I believe there is a saying that it's a soldiers right to complain - and we all complained at Baylor when the going got tough, but this other stuff is just absurd.

This "Coyote Ugly" group is making a serious mistake. There are much better ways to make a point that will have a positive and constructive effect. I hope that the current students who read this will be turned off by the juvenile and self-destructing rants and tactics of the individual(s) that make up that group.

It's easier for me to say now that I have graduated, but if I had to do it all over again I would go back to Baylor Law in a heartbeat. I am proud to be a BLS alum.
 
Prof. Osler-

I have not had you in class yet. I do not know how you teach classes and I do not know how you deal with students in a classroom setting. I recognize that you don't want this to become some sort of "wailing wall" and just some place that students complain about how things are going at Baylor Law.
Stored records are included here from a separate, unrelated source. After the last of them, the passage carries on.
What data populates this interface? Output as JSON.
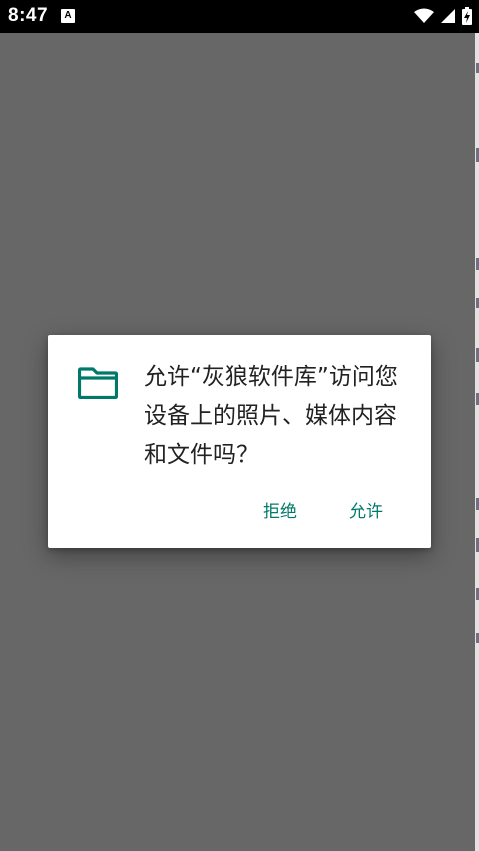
{
  "status_bar": {
    "time": "8:47",
    "notification_icon": "A",
    "icons": [
      "wifi-icon",
      "cellular-icon",
      "battery-charging-icon"
    ]
  },
  "dialog": {
    "icon": "folder-icon",
    "message": "允许“灰狼软件库”访问您设备上的照片、媒体内容和文件吗？",
    "buttons": {
      "deny": "拒绝",
      "allow": "允许"
    }
  },
  "colors": {
    "accent": "#00796b",
    "scrim": "#676767",
    "dialog_bg": "#ffffff",
    "text": "#222222"
  }
}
However, I think you might be glossing over a problem that is real and not some situation that will merely pass with the times. I'm not OK with how I was treated recently in class. I'm am not OK with how this has happened before. I'm not OK that I came a long way to come to Baylor Law and this is how I get treated (having worked my ass off to make the grade here.)

Again I have to say that I haven't had you and that I am looking forward to seeing you in class as you seem to be a demanding yet fair professor. However, I hope that you don't dismiss the complaints of the students that are trying to accomplish and being shot down without cause. And there are a lot of us. I understand that this is a strict environment, but it needs to be one that we can succeed in.
 
I seriously considered deleting Coyote Ugly's comments, something I am loathe to do. I eventually let it stay up there if only because I believe their manifesto was so poorly written and thought out that exposing it to the light of day would rally people in opposition to their position. Which I think it has.

There hasn't been one comment in support of Coyote Ugly on any of the many blogs they have posted their screed on. That should tell you something. BLS is not perfect, and we all have a stake in making it better. But it needs to be constructive.
 
Who needs cable tv when every weekend there is some Baylor blog drama going on?
~F
 
You know, if these "Coyote Ugly" people spent half as much time studying as they did constructing poorly-written manifestos and chasing people through the parking lot, maybe they wouldn't get embarrassed because they're not ready for class.